Obviously there's more places we can convert, but we also need to make sure we're only using PASS_THROUGH for literals, not for anything else, and it wouldn't hurt to get an early review from Heine/chx on whether this is won't fix or not for security reasons.
| Comment | File | Size | Author |
|---|---|---|---|
| #10 | 522716_drupal_attributes_10.patch | 2.52 KB | scor |
| #8 | 522716_drupal_attributes_8.patch | 1.48 KB | scor |
| #1 | head.png | 246.18 KB | catch |
| #1 | patch.png | 245.17 KB | catch |
| attributes.patch | 1.8 KB | catch |
Comments
Comment #1
catchObligatory webgrind screenshots.
Also there's no API change here for anything calling drupal_attributes(), if you don't use this property, it'll still continue to behave as before.
Comment #2
moshe weitzman commentedIt is going to be rare to pass a user supplied text as a value. i would not mind removing check_plain() from this function and expecting caller to do it.
Comment #3
catchThat'd make this considerably less ugly, I think it's mainly 'title' that gets user supplied text, we could also consider check_plain() on 'title' but expecting the caller to do the rest.
Comment #4
catchIf #523058: Optimize check_plain() gets in this becomes a bit less critical, but it doesn't make it cheap, just less expensive. I may look at removing the check_plain() here and see what we get, but that'd need to be hammered in the upgrade documentation if we do that.
Comment #5
catchComment #6
catchToo late for this one.
Comment #7
scor commentedlet's re-evaluate this for D7 as a partial solution for #687712: Optimize rdf.module for displaying multiple comments. The RDF module calls drupal_attributes() a lot (esp. when displaying comments), and does not deal with any user-input data.
Comment #8
scor commentedrerolling. benchmarks coming soon.
Comment #10
scor commentedhow about this approach more in line with drupal_set_title? less overhead since we do not check for the pass_through flag for each attribute, but at the beginning of drupal_attributes(). I can measure a 0.4% positive performance impact when displaying 50 comments.
Comment #11
catchThat looks much neater to me.
Comment #12
scor commentedHeine's concerned about this approach:
[10:03]
output .= '<li' . drupal_attributes(array('class' => $class), PASS_THROUGH) . '>';[10:03] Why use drupal_attributes here?

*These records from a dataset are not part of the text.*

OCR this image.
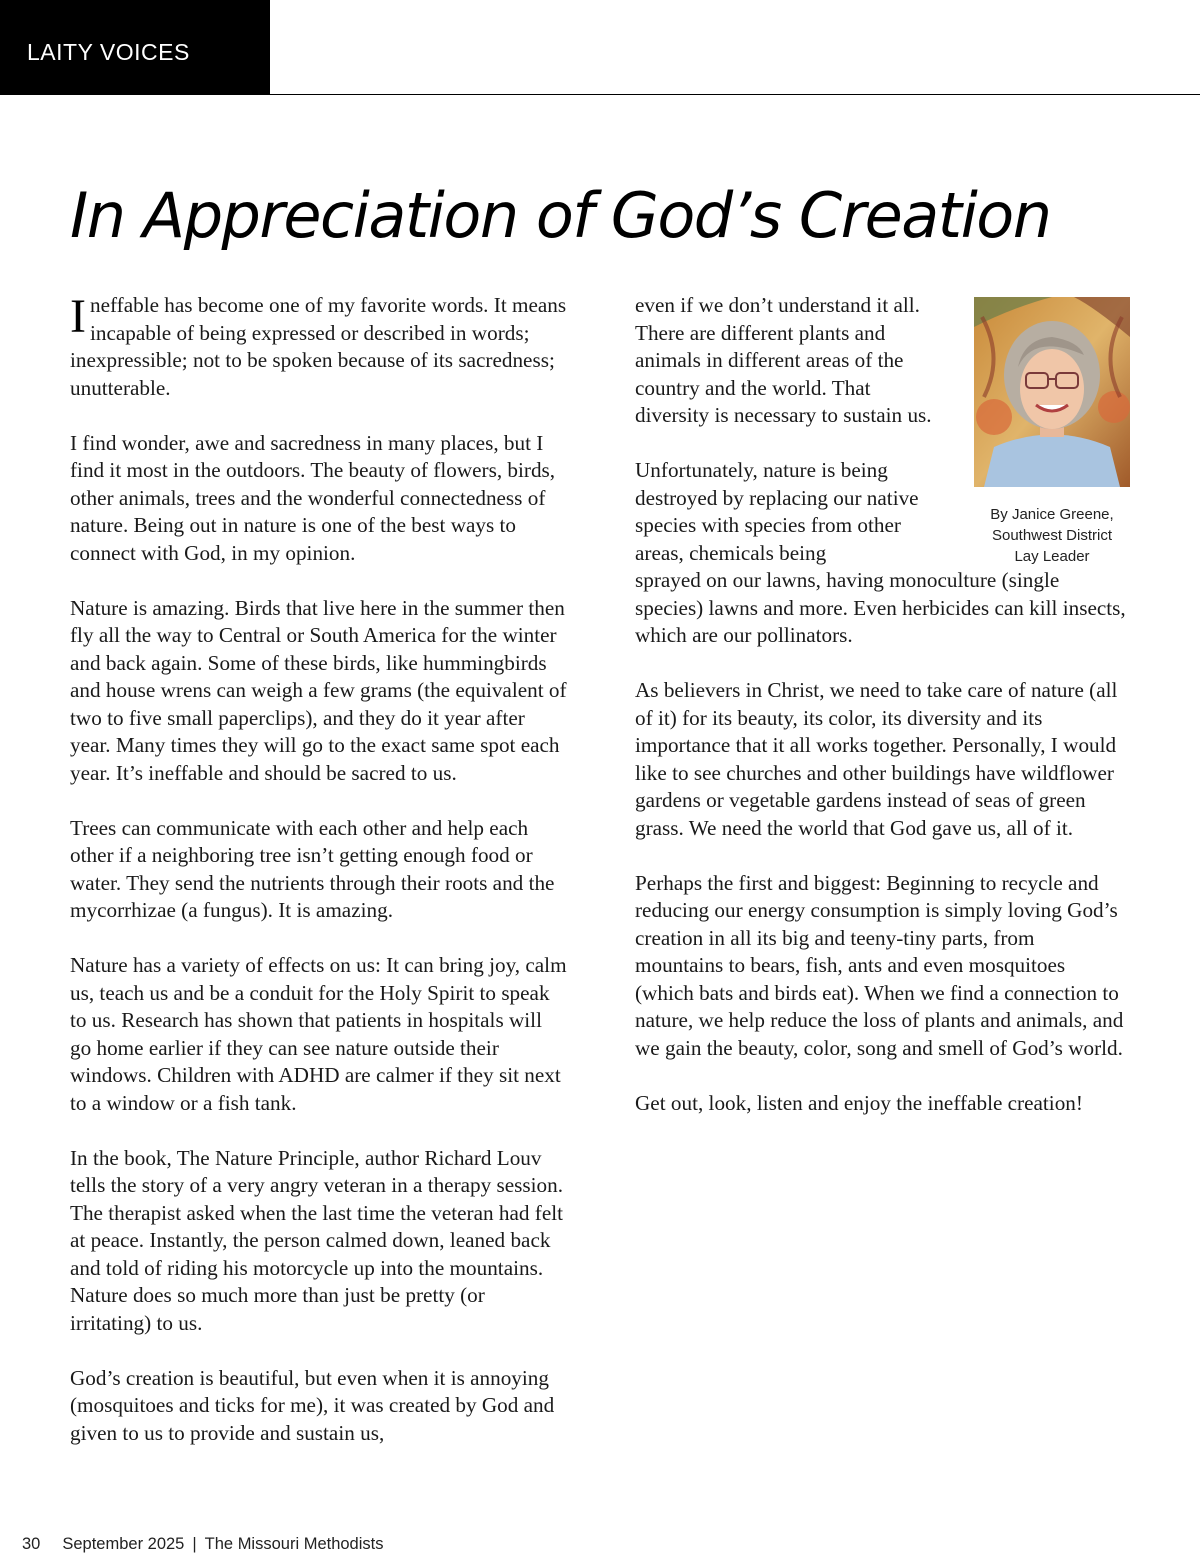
LAITY VOICES
In Appreciation of God’s Creation

Ineffable has become one of my favorite words. It means incapable of being expressed or described in words; inexpressible; not to be spoken because of its sacredness; unutterable.

I find wonder, awe and sacredness in many places, but I find it most in the outdoors. The beauty of flowers, birds, other animals, trees and the wonderful connectedness of nature. Being out in nature is one of the best ways to connect with God, in my opinion.

Nature is amazing. Birds that live here in the summer then fly all the way to Central or South America for the winter and back again. Some of these birds, like hummingbirds and house wrens can weigh a few grams (the equivalent of two to five small paperclips), and they do it year after year. Many times they will go to the exact same spot each year. It’s ineffable and should be sacred to us.

Trees can communicate with each other and help each other if a neighboring tree isn’t getting enough food or water. They send the nutrients through their roots and the mycorrhizae (a fungus). It is amazing.

Nature has a variety of effects on us: It can bring joy, calm us, teach us and be a conduit for the Holy Spirit to speak to us. Research has shown that patients in hospitals will go home earlier if they can see nature outside their windows. Children with ADHD are calmer if they sit next to a window or a fish tank.

In the book, The Nature Principle, author Richard Louv tells the story of a very angry veteran in a therapy session. The therapist asked when the last time the veteran had felt at peace. Instantly, the person calmed down, leaned back and told of riding his motorcycle up into the mountains. Nature does so much more than just be pretty (or irritating) to us.

God’s creation is beautiful, but even when it is annoying (mosquitoes and ticks for me), it was created by God and given to us to provide and sustain us,

even if we don’t understand it all. There are different plants and animals in different areas of the country and the world. That diversity is necessary to sustain us.

Unfortunately, nature is being destroyed by replacing our native species with species from other areas, chemicals being
sprayed on our lawns, having monoculture (single species) lawns and more. Even herbicides can kill insects, which are our pollinators.

As believers in Christ, we need to take care of nature (all of it) for its beauty, its color, its diversity and its importance that it all works together. Personally, I would like to see churches and other buildings have wildflower gardens or vegetable gardens instead of seas of green grass. We need the world that God gave us, all of it.

Perhaps the first and biggest: Beginning to recycle and reducing our energy consumption is simply loving God’s creation in all its big and teeny-tiny parts, from mountains to bears, fish, ants and even mosquitoes (which bats and birds eat). When we find a connection to nature, we help reduce the loss of plants and animals, and we gain the beauty, color, song and smell of God’s world.

Get out, look, listen and enjoy the ineffable creation!

By Janice Greene,
Southwest District
Lay Leader
30 September 2025 | The Missouri Methodists
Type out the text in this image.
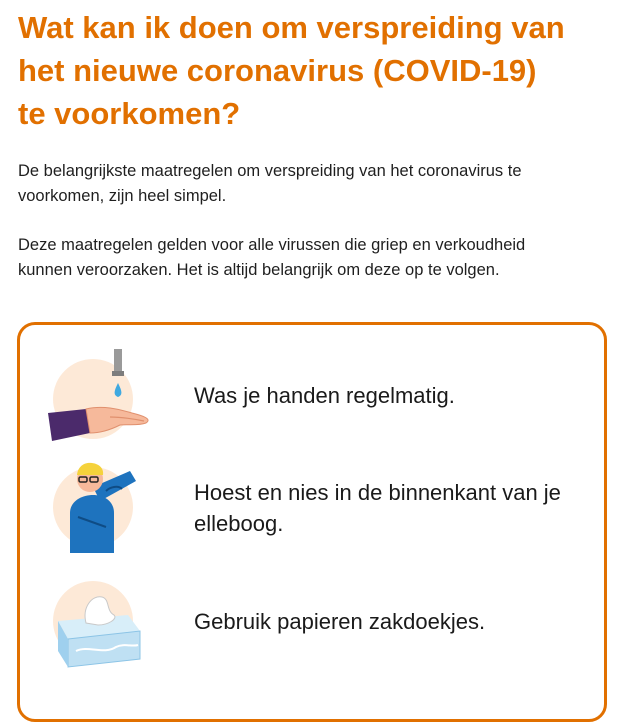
Wat kan ik doen om verspreiding van
het nieuwe coronavirus (COVID-19)
te voorkomen?

De belangrijkste maatregelen om verspreiding van het coronavirus te
voorkomen, zijn heel simpel.

Deze maatregelen gelden voor alle virussen die griep en verkoudheid
kunnen veroorzaken. Het is altijd belangrijk om deze op te volgen.

Was je handen regelmatig.

Hoest en nies in de binnenkant van je
elleboog.

Gebruik papieren zakdoekjes.
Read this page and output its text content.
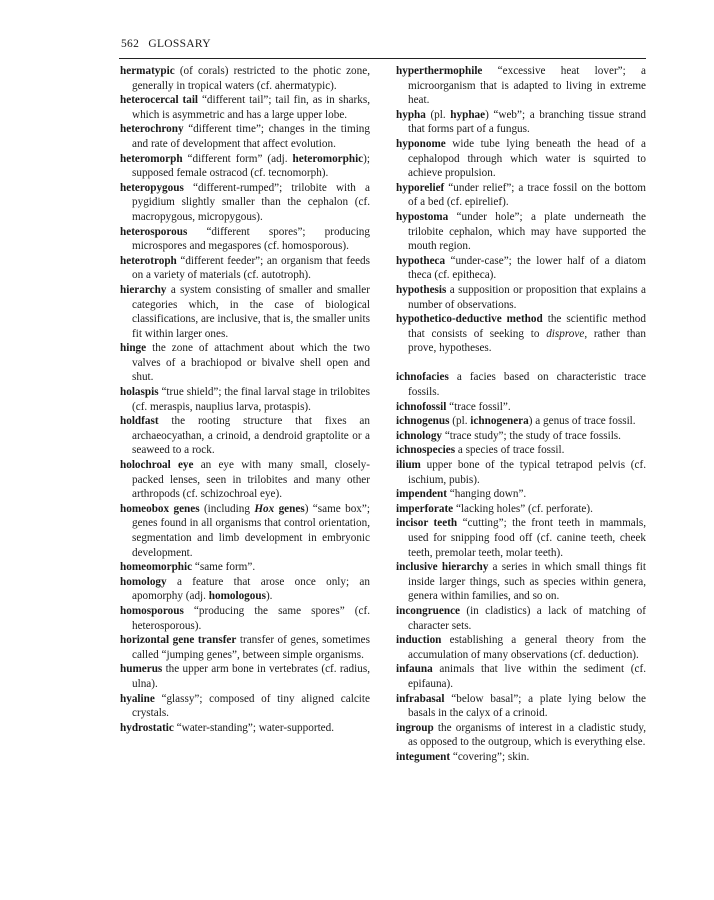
562 GLOSSARY

hermatypic (of corals) restricted to the photic zone, generally in tropical waters (cf. ahermatypic).

heterocercal tail “different tail”; tail fin, as in sharks, which is asymmetric and has a large upper lobe.

heterochrony “different time”; changes in the timing and rate of development that affect evolution.

heteromorph “different form” (adj. heteromorphic); supposed female ostracod (cf. tecnomorph).

heteropygous “different-rumped”; trilobite with a pygidium slightly smaller than the cephalon (cf. macropygous, micropygous).

heterosporous “different spores”; producing microspores and megaspores (cf. homosporous).

heterotroph “different feeder”; an organism that feeds on a variety of materials (cf. autotroph).

hierarchy a system consisting of smaller and smaller categories which, in the case of biological classifications, are inclusive, that is, the smaller units fit within larger ones.

hinge the zone of attachment about which the two valves of a brachiopod or bivalve shell open and shut.

holaspis “true shield”; the final larval stage in trilobites (cf. meraspis, nauplius larva, protaspis).

holdfast the rooting structure that fixes an archaeocyathan, a crinoid, a dendroid graptolite or a seaweed to a rock.

holochroal eye an eye with many small, closely-packed lenses, seen in trilobites and many other arthropods (cf. schizochroal eye).

homeobox genes (including Hox genes) “same box”; genes found in all organisms that control orientation, segmentation and limb development in embryonic development.

homeomorphic “same form”.

homology a feature that arose once only; an apomorphy (adj. homologous).

homosporous “producing the same spores” (cf. heterosporous).

horizontal gene transfer transfer of genes, sometimes called “jumping genes”, between simple organisms.

humerus the upper arm bone in vertebrates (cf. radius, ulna).

hyaline “glassy”; composed of tiny aligned calcite crystals.

hydrostatic “water-standing”; water-supported.

hyperthermophile “excessive heat lover”; a microorganism that is adapted to living in extreme heat.

hypha (pl. hyphae) “web”; a branching tissue strand that forms part of a fungus.

hyponome wide tube lying beneath the head of a cephalopod through which water is squirted to achieve propulsion.

hyporelief “under relief”; a trace fossil on the bottom of a bed (cf. epirelief).

hypostoma “under hole”; a plate underneath the trilobite cephalon, which may have supported the mouth region.

hypotheca “under-case”; the lower half of a diatom theca (cf. epitheca).

hypothesis a supposition or proposition that explains a number of observations.

hypothetico-deductive method the scientific method that consists of seeking to disprove, rather than prove, hypotheses.

ichnofacies a facies based on characteristic trace fossils.

ichnofossil “trace fossil”.

ichnogenus (pl. ichnogenera) a genus of trace fossil.

ichnology “trace study”; the study of trace fossils.

ichnospecies a species of trace fossil.

ilium upper bone of the typical tetrapod pelvis (cf. ischium, pubis).

impendent “hanging down”.

imperforate “lacking holes” (cf. perforate).

incisor teeth “cutting”; the front teeth in mammals, used for snipping food off (cf. canine teeth, cheek teeth, premolar teeth, molar teeth).

inclusive hierarchy a series in which small things fit inside larger things, such as species within genera, genera within families, and so on.

incongruence (in cladistics) a lack of matching of character sets.

induction establishing a general theory from the accumulation of many observations (cf. deduction).

infauna animals that live within the sediment (cf. epifauna).

infrabasal “below basal”; a plate lying below the basals in the calyx of a crinoid.

ingroup the organisms of interest in a cladistic study, as opposed to the outgroup, which is everything else.

integument “covering”; skin.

[10:06] Heine: there is no user input in $class
[10:06] Heine: PASS_THROUGH speeds up the function, as long as you can ensure all its data has been sanitized
[10:06] scor, right, but why not just add this as a string literal in such cases?
[10:09] scor, so what happens when I add a preprocess hook that adds to the attributes variable?
[10:10] scor, then I have to lookup what flag is used on the final call to see whether I have to check_plain myself.
[10:12] Heine: yes, unless you're not dealing with user input at all
[10:12] scor, ampersands and quotes also need to be escaped
Comment #13
gerhard killesreiter commentedTo me it seems as if Heine's concerns would make this a "won't fix".
Comment #14
damien tournoud commentedWon't fix. HTML-encoding attributes is *not* optional. It doesn't matter if the attribute comes from user-supplied data or not. It's an HTML context, attributes are plaintext: you have to encode them. It's not a question of security, but a bare question of HTML correctness.